Until then, it's worth also dwelling on what a fine job Nuno Espirito Santo has done individually with Jota.

Most players need refinement. Some of them have very obvious strengths that leave little ambiguity over how they should be used. Adama Traore is such an example. Impressive as his evolution has been, this was always what his very best was likely to look like.

Others, like Jota, require more interpretation. His optimal solution was never so obvious. In fact, there is no one answer to that question. His ability is more nebulous and tends to manifest in different ways depending on the opponent. As a result, the impression is of someone most effective when he's being used to explore a team's weakness. A player who can really just serve as an extension of his manager's acumen.

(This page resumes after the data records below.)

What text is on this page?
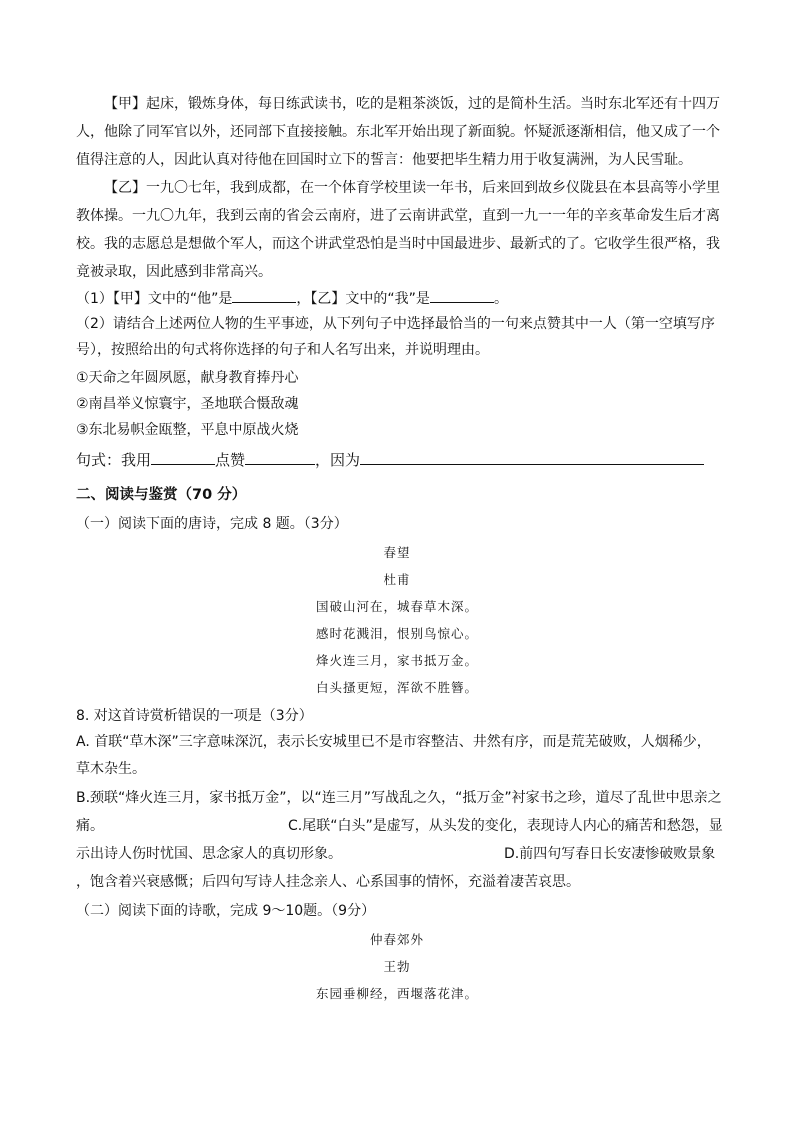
【甲】起床，锻炼身体，每日练武读书，吃的是粗茶淡饭，过的是简朴生活。当时东北军还有十四万
人，他除了同军官以外，还同部下直接接触。东北军开始出现了新面貌。怀疑派逐渐相信，他又成了一个
值得注意的人，因此认真对待他在回国时立下的誓言：他要把毕生精力用于收复满洲，为人民雪耻。
【乙】一九〇七年，我到成都，在一个体育学校里读一年书，后来回到故乡仪陇县在本县高等小学里
教体操。一九〇九年，我到云南的省会云南府，进了云南讲武堂，直到一九一一年的辛亥革命发生后才离
校。我的志愿总是想做个军人，而这个讲武堂恐怕是当时中国最进步、最新式的了。它收学生很严格，我
竟被录取，因此感到非常高兴。
（1）【甲】文中的“他”是	，【乙】文中的“我”是	。
（2）请结合上述两位人物的生平事迹，从下列句子中选择最恰当的一句来点赞其中一人（第一空填写序
号），按照给出的句式将你选择的句子和人名写出来，并说明理由。
①天命之年圆夙愿，献身教育捧丹心
②南昌举义惊寰宇，圣地联合慑敌魂
③东北易帜金瓯整，平息中原战火烧
句式：我用	点赞	，因为
二、阅读与鉴赏（70 分）
（一）阅读下面的唐诗，完成 8 题。（3分）
春望
杜甫
国破山河在，城春草木深。
感时花溅泪，恨别鸟惊心。
烽火连三月，家书抵万金。
白头搔更短，浑欲不胜簪。
8. 对这首诗赏析错误的一项是（3分）
A. 首联“草木深”三字意味深沉，表示长安城里已不是市容整洁、井然有序，而是荒芜破败，人烟稀少，
草木杂生。
B.颈联“烽火连三月，家书抵万金”，以“连三月”写战乱之久，“抵万金”衬家书之珍，道尽了乱世中思亲之
痛。	C.尾联“白头”是虚写，从头发的变化，表现诗人内心的痛苦和愁怨，显
示出诗人伤时忧国、思念家人的真切形象。	D.前四句写春日长安凄惨破败景象
，饱含着兴衰感慨；后四句写诗人挂念亲人、心系国事的情怀，充溢着凄苦哀思。
（二）阅读下面的诗歌，完成 9～10题。（9分）
仲春郊外
王勃
东园垂柳经，西堰落花津。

The game which springs immediately to mind is the 4-3 over Leicester City last season. It was his signature Premier League performance. Because of the hat-trick he scored, obviously, but also in the way that he was used. It encapsulated his worth perfectly. Claude Puel’s defence and midfield were in disarray at that time, and were struggling to cope with teams who transitioned quickly up the pitch. Added to which, the channels between their central defenders and full-backs were continually vulnerable.

It was a problem which Wolves targeted with Jota. The goals he scored were, collectively, the pay-off for attacking those issues and the dynamic was of a resource being used to maximum effect.

Just as it was back in April 2019, the night that Wolves dismantled Arsenal. Jota was not at the vanguard of the hosts’ assault, but his raiding presence unsettled a visiting side who had set up to dominate possession, and to play slowly and with control. Jota disrupted that. Just before half-time he got his reward, slaloming through Arsenal's limp tackles to score and put the game beyond doubt.

It was a pathetic goal to concede, but it still represented an alignment of Wolves’ great strength with Arsenal’s clearest weakness. It was Santo’s most thrusting, vertical player of the time, against Unai Emery’s mess of a midfield and his paceless defence.

For Arsenal that evening, see Tottenham last Sunday. Jose Mourinho’s team can’t defend. They have a terminal inability to track runners from midfield and, again, Jota was a big part of creating Wolves’ forward momentum from seemingly neutral situations. The Jimenez goal was the clearest demonstration of that, but it wasn’t the only emblem of his effect.   

Often his signatures are more subtle. The goal he scored against Chelsea last season, for instance, depended on him taking advantage of Cesar Azpilicueta briefly turning away from the play to tie his shoe laces. It wasn't the Spaniard's finest Premier League moment, but Jota recognised the opportunity so quickly, waving frantically for a pass as soon as the ball had been snaffled by the Wolves press, that Chelsea's defence never had time to recover. He snuck in at the back-post to steer in that game's winning goal. It was simple, but it was ever so smart.

He is a streaky player, that shouldn’t go unsaid. Prior to the home leg of the Europa League tie against Espanyol, he’d scored five times this season, with all of those goals coming in a four-day block in early December. Since Espanyol, he’s scored six in three games. Without question, his tangible contribution is form dependent, and tends to come in fits and starts.

But what a fascinating footballer. In his range, in his uses, in these individual moments. He's not extravagantly gifted, nor is he blessed with any obvious physical advantages. Nevertheless, he manages to be woven tightly into the fabric of this Wolves team, while at the same time being arguably the most watchable part of it. 

It's a relationship in perfect harmony. From being a suspected marriage of convenience, it's now difficult to imagine Wolves and Diogo Jota being apart. It's also telling that were they ever to be so, neither would be quite the same again.